Up in the Air

sábado, 6 de fevereiro de 2010



Com toda a calma, uma mulher, de bom aspecto, diz ter um plano. Há uma ponte perto de casa e ela decidiu deixar de ser um peso para si mesma. Não sabemos se tenciona fazê-lo. A sua calma é desarmante e suspeita. Que consequências terá esse acto? Poucas. Num mundo cada vez mais avesso às ligações, tudo parece importar menos. "Sério" torna-se insulto e assumir compromissos é perigoso, indica dependência e falta de autonomia.

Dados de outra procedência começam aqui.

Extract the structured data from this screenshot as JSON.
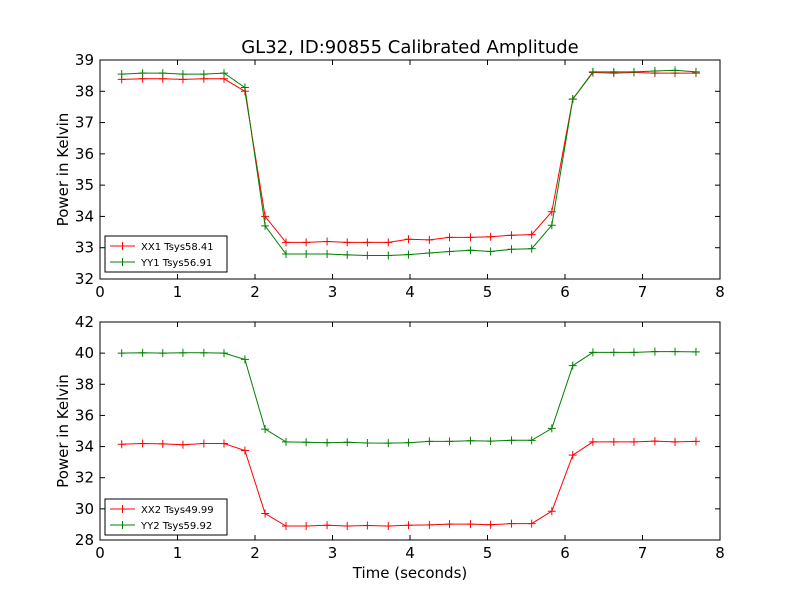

As relações líquidas, irreais, espécie de pop-art, estão a tomar o lugar da realidade. Não do casamento ou da amizade. Estão a tomar o lugar dos laços. E do peso desses laços, que, muitas vezes, nos obriga a despedaçar os sonhos e a ficar em terra, à espera de uma liberdade que nunca chega.

A liberdade? Como a de Ryan Bingham. Só que, em vez das milhas, muitos de nós procuram rechear as contas bancárias. É assim tão diferente? Em vez de 10 milhões de milhas, 10 milhões de euros. Porquê e para quê? Porque é um número. Porque representa a substituição de qualquer coisa que nunca esteve lá.

Gostei muito de Up in the Air. É uma fotografia do mundo contemporâneo, como eu o represento. A corrosão da sensibilidade, a novilíngua projectista, um mundo cacofónico e, acima de tudo, asséptico.

Recomendo, a todos os fãs da flexigurança, a todos os fãs da liberalização desregulada das relações laborais, que vejam Up in the Air. Depois expliquem-me se ainda consideram "corrosão" uma imagem demasiado forte e inexacta.